Chacun apprécia beaucoup la compagnie de l’autre.

— Palat, as-tu déjà vu un livre qui ne contient que des nombres ?

— Qu’est-ce que tu veux dire, un livre de mathématiques ?

— Je suppose.

— Comme celui-ci.

Palat sortit un livre de la poche de sa tunique. Il était petit, prévu pour être porté dans une poche et, comme la plupart des livres, était relié en vert, avec le Cercle de Vie sur la couverture. Il était imprimé en petits caractères avec des marges réduites, car le papier était une substance qui demande beaucoup de holums et beaucoup de travail humain pour sa fabrication, comme l’administrateur des stocks le faisait toujours remarquer au centre d’éducation quand on gâchait une page et allait en demander une autre. Palat tendit le livre ouvert à Shevek. La double page était une série de colonnes de nombres. Ils étaient là, comme il les avait imaginés. Il reçut dans ses mains le pacte de l’éternelle justice. Tables logarithmiques, Bases 10 et 12, indiquait le titre de la couverture, au-dessus du Cercle de Vie.

Le petit garçon examina la première page pendant un moment.

— À quoi servent-ils ? demanda-t-il, car ces listes n’étaient évidemment pas imprimées pour leur seule beauté. L’ingénieur, assis près de lui sur une couchette dans la salle commune du domicile, froide et mal éclairée, entreprit de lui expliquer les logarithmes. À l’autre bout de la pièce, deux hommes âgés caquetaient en jouant. Un couple d’adolescents entra et demanda si la chambre individuelle était libre pour la nuit, puis s’y dirigea. La pluie tomba avec force sur le toit de métal de la maison d’un étage, puis cessa. Il ne pleuvait jamais pendant longtemps. Palat sortit sa règle à calcul et montra à Shevek comment elle fonctionnait ; en retour, Shevek lui montra le Carré et son principe. Lorsqu’ils se rendirent compte qu’il était tard, il était en fait très tard. Ils coururent jusqu’au dortoir pour enfants dans les ténèbres boueuses qui dégageaient une merveilleuse odeur de pluie, et reçurent une réprimande sans conviction de la part du veilleur de nuit. Ils s’embrassèrent rapidement, riant tous les deux, et Shevek courut jusqu’au grand dortoir, vers la fenêtre d’où il put voir son père redescendre l’unique rue de Grandes Plaines dans l’obscurité humide et électrique.

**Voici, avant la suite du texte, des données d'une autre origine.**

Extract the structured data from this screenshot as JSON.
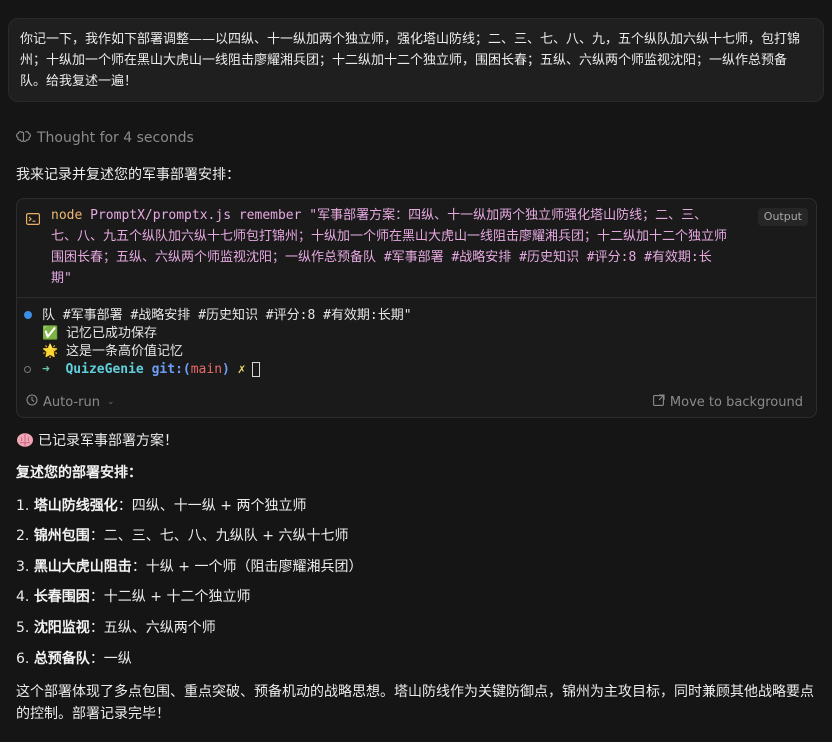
{
  "user_message": "你记一下，我作如下部署调整——以四纵、十一纵加两个独立师，强化塔山防线；二、三、七、八、九，五个纵队加六纵十七师，包打锦州；十纵加一个师在黑山大虎山一线阻击廖耀湘兵团；十二纵加十二个独立师，围困长春；五纵、六纵两个师监视沈阳；一纵作总预备队。给我复述一遍！",
  "thought": {
    "label": "Thought for 4 seconds",
    "icon": "brain-outline-icon"
  },
  "intro": "我来记录并复述您的军事部署安排：",
  "terminal": {
    "icon": "terminal-icon",
    "command_keyword": "node",
    "command_rest": " PromptX/promptx.js remember \"军事部署方案：四纵、十一纵加两个独立师强化塔山防线；二、三、七、八、九五个纵队加六纵十七师包打锦州；十纵加一个师在黑山大虎山一线阻击廖耀湘兵团；十二纵加十二个独立师围困长春；五纵、六纵两个师监视沈阳；一纵作总预备队 #军事部署 #战略安排 #历史知识 #评分:8 #有效期:长期\"",
    "output_button": "Output",
    "lines": {
      "line1": "队 #军事部署 #战略安排 #历史知识 #评分:8 #有效期:长期\"",
      "line1_end": "\"",
      "line2_emoji": "✅",
      "line2": "记忆已成功保存",
      "line3_emoji": "🌟",
      "line3": "这是一条高价值记忆",
      "prompt_arrow": "➜",
      "prompt_dir": "QuizeGenie",
      "prompt_git": "git:(",
      "prompt_branch": "main",
      "prompt_git_close": ")",
      "prompt_x": "✗"
    },
    "autorun_label": "Auto-run",
    "move_bg_label": "Move to background"
  },
  "answer": {
    "heading_icon": "brain-icon",
    "heading": "已记录军事部署方案！",
    "subheading": "复述您的部署安排：",
    "items": [
      {
        "num": "1.",
        "title": "塔山防线强化",
        "desc": "：四纵、十一纵 + 两个独立师"
      },
      {
        "num": "2.",
        "title": "锦州包围",
        "desc": "：二、三、七、八、九纵队 + 六纵十七师"
      },
      {
        "num": "3.",
        "title": "黑山大虎山阻击",
        "desc": "：十纵 + 一个师（阻击廖耀湘兵团）"
      },
      {
        "num": "4.",
        "title": "长春围困",
        "desc": "：十二纵 + 十二个独立师"
      },
      {
        "num": "5.",
        "title": "沈阳监视",
        "desc": "：五纵、六纵两个师"
      },
      {
        "num": "6.",
        "title": "总预备队",
        "desc": "：一纵"
      }
    ],
    "closing": "这个部署体现了多点包围、重点突破、预备机动的战略思想。塔山防线作为关键防御点，锦州为主攻目标，同时兼顾其他战略要点的控制。部署记录完毕！"
  }
}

Le garçon alla se coucher avec de la boue sur les jambes, et rêva qu’il était sur une route qui traversait un pays désolé. Très loin devant, il aperçut une ligne qui coupait la route. Tandis qu’il s’en approchait à travers la plaine, il vit que c’était un mur. Il allait d’un bout à l’autre de l’horizon, partageant cette terre aride. Il était compact, sombre, et très élevé. La route allait jusqu’au mur, puis s’arrêtait.

Il devait continuer, et ne le pouvait pas. Le mur l’en empêchait. Une peur douloureuse et courroucée monta en lui. Il devait continuer, ou il ne pourrait plus jamais rentrer chez lui. Mais le mur était là. Il n’y avait aucun moyen de le franchir.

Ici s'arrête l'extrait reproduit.